If you’ve come across a dataset in your machine learning endeavors which has more than one feature, you’d have also heard of a concept called Feature Selection. Today, we’re going to find out what it is and why we need it.
When a dataset has too many features, it would not be ideal to include all of them in our machine learning model. Some features may be irrelevant for the independent variable. For example, if you are going to predict how much it would cost to crush a car, and the features you’re given are:
- the dimensions of the car
- if the car will be delivered to the crusher or the company has to go pick it up
- if the car has any fuel in the tank
- the color of the car
you can kind of assume that the color of the car is not going to influence the cost of crushing it, at least I hope so. So, it doesn’t make sense to include that feature in the model and make it more complex than it needs to be. It would be wise to eliminate this feature completely.

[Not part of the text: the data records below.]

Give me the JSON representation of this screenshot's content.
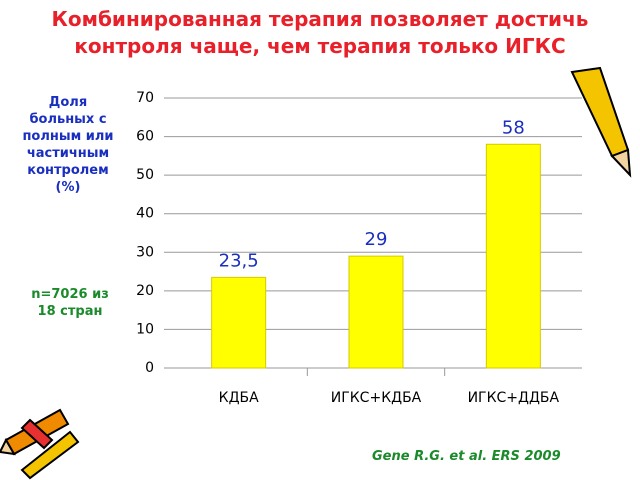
{
  "chart_data": {
    "type": "bar",
    "title": "Комбинированная терапия позволяет достичь контроля чаще, чем терапия только ИГКС",
    "ylabel": "Доля больных с полным или частичным контролем (%)",
    "annotation": "n=7026 из 18 стран",
    "source": "Gene R.G. et al. ERS 2009",
    "categories": [
      "КДБА",
      "ИГКС+КДБА",
      "ИГКС+ДДБА"
    ],
    "values": [
      23.5,
      29,
      58
    ],
    "value_labels": [
      "23,5",
      "29",
      "58"
    ],
    "color": "#ffff00",
    "ylim": [
      0,
      70
    ],
    "yticks": [
      0,
      10,
      20,
      30,
      40,
      50,
      60,
      70
    ],
    "grid": true
  }
}
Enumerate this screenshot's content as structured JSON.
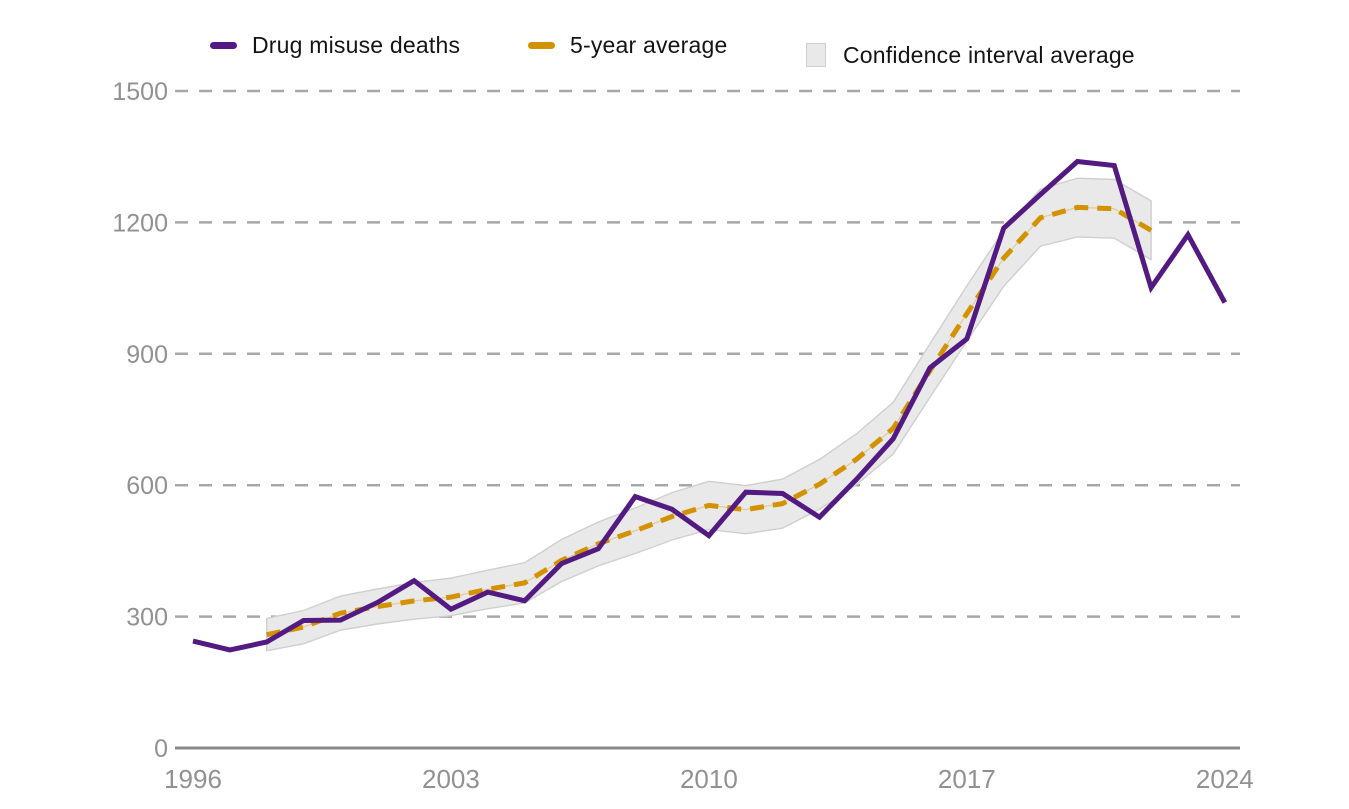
{
  "colors": {
    "deaths_line": "#531B82",
    "average_line": "#D39200",
    "band_fill": "#E9E9E9",
    "band_border": "#CFCFCF",
    "gridline": "#A8A8A8",
    "axis_line": "#8A8A8A",
    "tick_label": "#919191",
    "legend_text": "#141414",
    "background": "#FFFFFF"
  },
  "chart_data": {
    "type": "line",
    "legend_position": "top",
    "grid": "horizontal-dashed",
    "xlim": [
      1996,
      2024
    ],
    "ylim": [
      0,
      1500
    ],
    "xticks": [
      1996,
      2003,
      2010,
      2017,
      2024
    ],
    "yticks": [
      0,
      300,
      600,
      900,
      1200,
      1500
    ],
    "series": [
      {
        "name": "Drug misuse deaths",
        "type": "line",
        "style": "solid",
        "color": "#531B82",
        "start_year": 1996,
        "values": [
          244,
          224,
          242,
          291,
          292,
          332,
          382,
          317,
          356,
          336,
          421,
          455,
          574,
          545,
          485,
          584,
          581,
          527,
          613,
          706,
          868,
          934,
          1187,
          1264,
          1339,
          1330,
          1051,
          1172,
          1017
        ]
      },
      {
        "name": "5-year average",
        "type": "line",
        "style": "dashed",
        "color": "#D39200",
        "start_year": 1998,
        "values": [
          258.6,
          276.2,
          307.8,
          322.8,
          335.8,
          344.6,
          362.4,
          377,
          428.4,
          466.2,
          496,
          528.6,
          553.8,
          544.4,
          558,
          602.2,
          659,
          729.6,
          861.6,
          991.8,
          1118.4,
          1210.8,
          1234.2,
          1231.2,
          1181.8
        ]
      },
      {
        "name": "Confidence interval average",
        "type": "band",
        "style": "area",
        "color": "#E9E9E9",
        "border_color": "#CFCFCF",
        "start_year": 1998,
        "lower": [
          222,
          238,
          269,
          283,
          294,
          302,
          318,
          331,
          380,
          416,
          444,
          475,
          499,
          489,
          502,
          545,
          601,
          671,
          801,
          929,
          1054,
          1146,
          1167,
          1164,
          1115
        ],
        "upper": [
          296,
          314,
          347,
          363,
          378,
          388,
          406,
          423,
          476,
          516,
          548,
          583,
          609,
          599,
          614,
          659,
          717,
          789,
          923,
          1055,
          1182,
          1276,
          1301,
          1298,
          1249
        ]
      }
    ]
  }
}
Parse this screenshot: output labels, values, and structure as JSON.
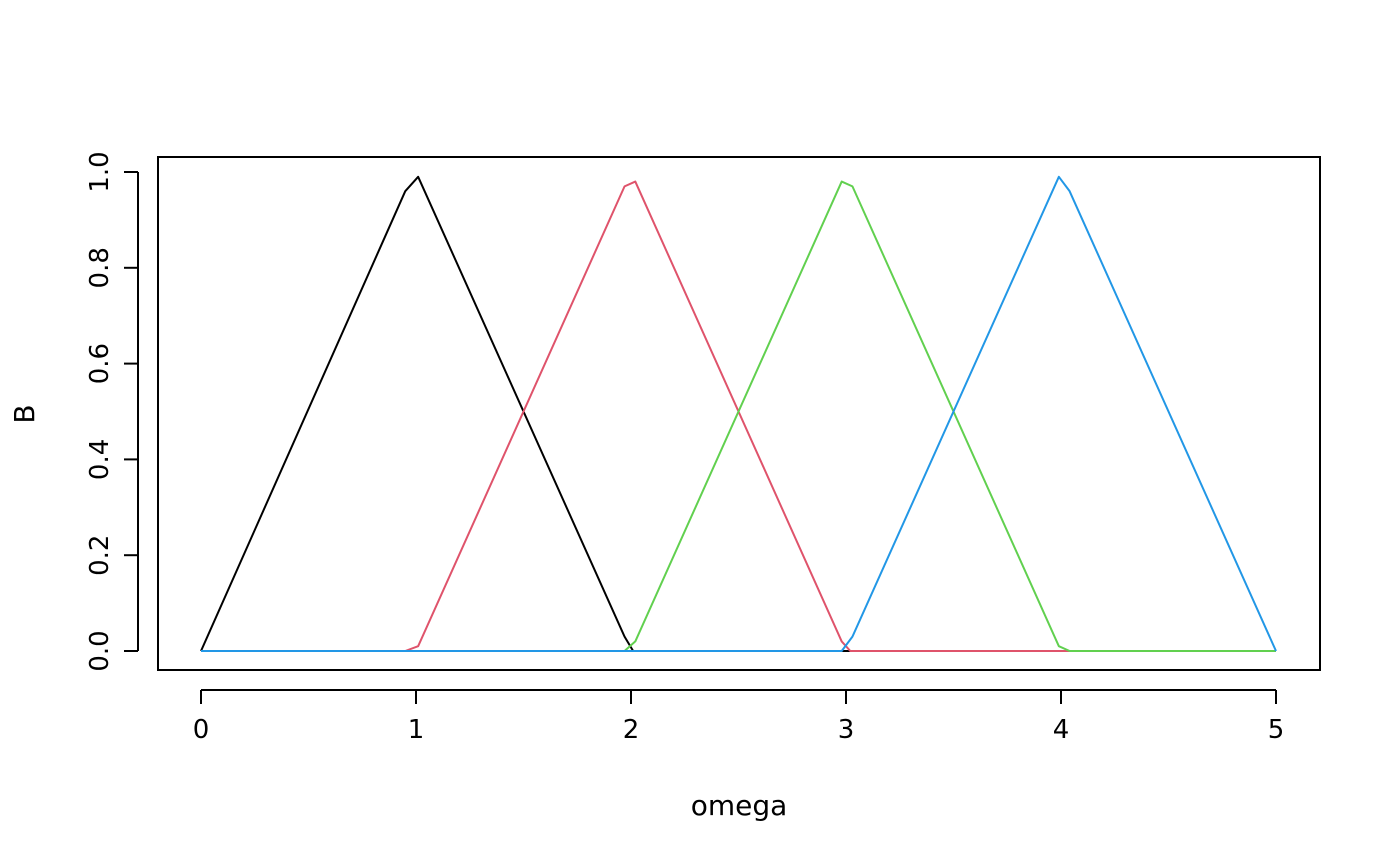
{
  "chart_data": {
    "type": "line",
    "title": "",
    "xlabel": "omega",
    "ylabel": "B",
    "xlim": [
      0,
      5
    ],
    "ylim": [
      0,
      1
    ],
    "x_ticks": [
      "0",
      "1",
      "2",
      "3",
      "4",
      "5"
    ],
    "y_ticks": [
      "0.0",
      "0.2",
      "0.4",
      "0.6",
      "0.8",
      "1.0"
    ],
    "grid": false,
    "legend": "none",
    "series": [
      {
        "color": "#000000",
        "points": [
          [
            0,
            0
          ],
          [
            0.95,
            0.96
          ],
          [
            1.01,
            0.99
          ],
          [
            1.97,
            0.03
          ],
          [
            2.01,
            0
          ],
          [
            5,
            0
          ]
        ]
      },
      {
        "color": "#DF536B",
        "points": [
          [
            0,
            0
          ],
          [
            0.95,
            0
          ],
          [
            1.01,
            0.01
          ],
          [
            1.97,
            0.97
          ],
          [
            2.02,
            0.98
          ],
          [
            2.98,
            0.02
          ],
          [
            3.02,
            0
          ],
          [
            5,
            0
          ]
        ]
      },
      {
        "color": "#61D04F",
        "points": [
          [
            0,
            0
          ],
          [
            1.97,
            0
          ],
          [
            2.02,
            0.02
          ],
          [
            2.98,
            0.98
          ],
          [
            3.03,
            0.97
          ],
          [
            3.99,
            0.01
          ],
          [
            4.04,
            0
          ],
          [
            5,
            0
          ]
        ]
      },
      {
        "color": "#2297E6",
        "points": [
          [
            0,
            0
          ],
          [
            2.98,
            0
          ],
          [
            3.03,
            0.03
          ],
          [
            3.99,
            0.99
          ],
          [
            4.04,
            0.96
          ],
          [
            5,
            0
          ]
        ]
      }
    ]
  }
}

So, in essence, we use feature selection to remove any kind of unnecessary, irrelevant, or redundant features from the dataset, which will not help in improving the accuracy of the model, but might actually reduce the accuracy.
In their book, “An Introduction to Variable and Feature Selection,” Guyon and Elisseeff write:
The objective of variable selection is three-fold: improving the prediction performance of the predictors, providing faster and more cost-effective predictors, and providing a better understanding of the underlying process that generated the data.

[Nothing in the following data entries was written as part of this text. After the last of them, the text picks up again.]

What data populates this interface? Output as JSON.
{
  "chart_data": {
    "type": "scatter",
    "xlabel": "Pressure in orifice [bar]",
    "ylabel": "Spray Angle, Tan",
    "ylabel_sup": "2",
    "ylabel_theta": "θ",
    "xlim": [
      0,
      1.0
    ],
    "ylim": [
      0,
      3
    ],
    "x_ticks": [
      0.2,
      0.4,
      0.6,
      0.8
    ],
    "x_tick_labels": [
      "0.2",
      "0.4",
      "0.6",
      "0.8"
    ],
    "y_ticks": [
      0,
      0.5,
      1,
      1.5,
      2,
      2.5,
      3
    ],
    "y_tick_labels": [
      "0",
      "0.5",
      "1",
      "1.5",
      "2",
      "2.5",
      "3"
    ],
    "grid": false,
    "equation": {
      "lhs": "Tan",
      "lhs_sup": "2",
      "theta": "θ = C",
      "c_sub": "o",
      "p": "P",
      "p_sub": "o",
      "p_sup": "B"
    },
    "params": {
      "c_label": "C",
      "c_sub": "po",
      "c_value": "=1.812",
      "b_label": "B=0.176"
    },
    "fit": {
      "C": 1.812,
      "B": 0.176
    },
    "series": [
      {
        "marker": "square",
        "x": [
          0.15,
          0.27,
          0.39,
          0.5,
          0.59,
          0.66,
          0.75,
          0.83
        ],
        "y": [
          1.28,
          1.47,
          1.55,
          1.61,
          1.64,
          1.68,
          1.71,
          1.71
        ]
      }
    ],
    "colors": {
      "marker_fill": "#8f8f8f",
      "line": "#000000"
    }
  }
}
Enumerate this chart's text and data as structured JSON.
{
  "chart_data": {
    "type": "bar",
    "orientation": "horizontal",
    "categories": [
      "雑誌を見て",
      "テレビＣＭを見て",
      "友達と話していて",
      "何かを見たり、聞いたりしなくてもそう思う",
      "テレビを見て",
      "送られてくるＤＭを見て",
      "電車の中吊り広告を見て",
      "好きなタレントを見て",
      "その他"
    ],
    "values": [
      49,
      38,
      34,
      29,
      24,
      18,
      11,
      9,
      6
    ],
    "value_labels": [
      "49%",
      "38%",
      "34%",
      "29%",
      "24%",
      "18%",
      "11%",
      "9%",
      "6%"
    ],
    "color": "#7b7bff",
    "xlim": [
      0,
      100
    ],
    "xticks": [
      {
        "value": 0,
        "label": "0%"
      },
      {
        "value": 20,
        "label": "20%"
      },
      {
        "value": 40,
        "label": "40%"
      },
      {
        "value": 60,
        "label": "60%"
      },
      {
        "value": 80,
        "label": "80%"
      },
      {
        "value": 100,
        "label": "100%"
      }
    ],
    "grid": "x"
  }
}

Feature selection is also known as variable selection and attribute selection. But most people easily confuse feature selection with dimensionality reduction. Its true that both of these help in reducing the features in a dataset, but the difference lies in how they approach this. Dimensionality reduction reduces the number of features by creating new features as combinations of existing ones. So all the features are still present in a way, but the total number of features is reduced. But in feature selection, we either retain a feature or remove it completely from the dataset.
In the next few posts, we’ll see more about feature selection, including a few algorithms.